Originally Posted by
kwrides
So what you're saying here is that every local store has to specialize in some niche to survive, but that the big box stores had nothing to do with it? You also imply that the only people capable of properly running a business that isn't niche are Walmart, HD, Lowes, etc.
FWIW - they did it by convincing people they would get the same product and the same service for a lower price. And they did...for a few years. Now, almost NOTHING is made in America, it's all disposable crap, and finding someone in one of these stores who can actually give you good advice is almost impossible. Remember when all the Walmart stuff said, "buy American"? Remember when Home Depot's big selling point was that there was an expert on every eisle? Walmart kept "driving down prices" by buying more and more from sweatshops overseas and people will still drive an hour round trip in a gas guzzler with their "Country First" bumper sticker, in order to save a dollar, but they're not helping their country, they're helping China and Iraq.

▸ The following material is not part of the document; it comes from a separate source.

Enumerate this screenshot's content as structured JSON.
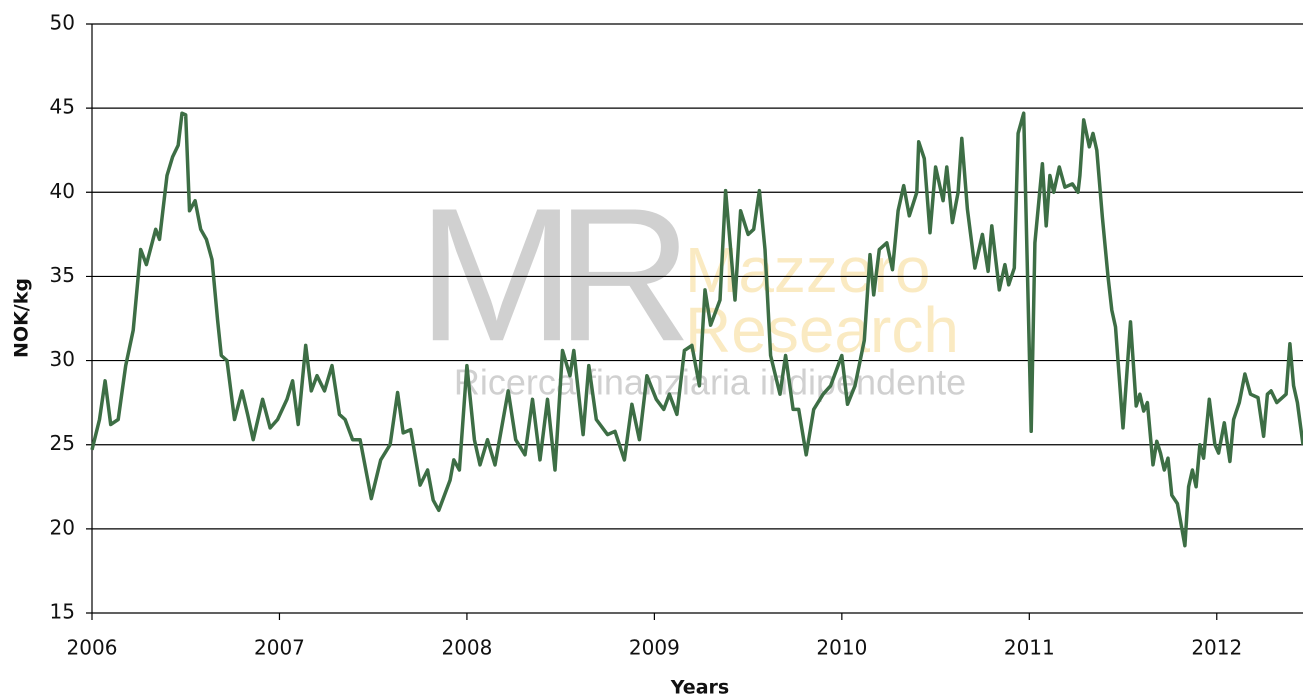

Points well made, WM is also driving down the wages of the working class. Little town I live near used to have a very large denim mill, average wage in 1998 was over $14 an hour and employed over 2,000 people. At the time it was one of if not the largest employer in the county. By 2001 the plant was shut down and shuttered. Now the largest employer in town is...Walmart with 450 employees at an average wage of around $10 an hour. When WM moves into town the tax base takes a hit as well as a proven increase in the cost of social services. Typically WM will ask for and get tax incentives to move to a town, when they expire, if the town says they don't want to reissue them quite often WM will pack up and build a new store a few miles down the road, outside the city limits. Currently WM has over 200 empty stores sitting around the country. Most of which were subsidized by tax payers and are now not generating any taxes for the communities they are blighting.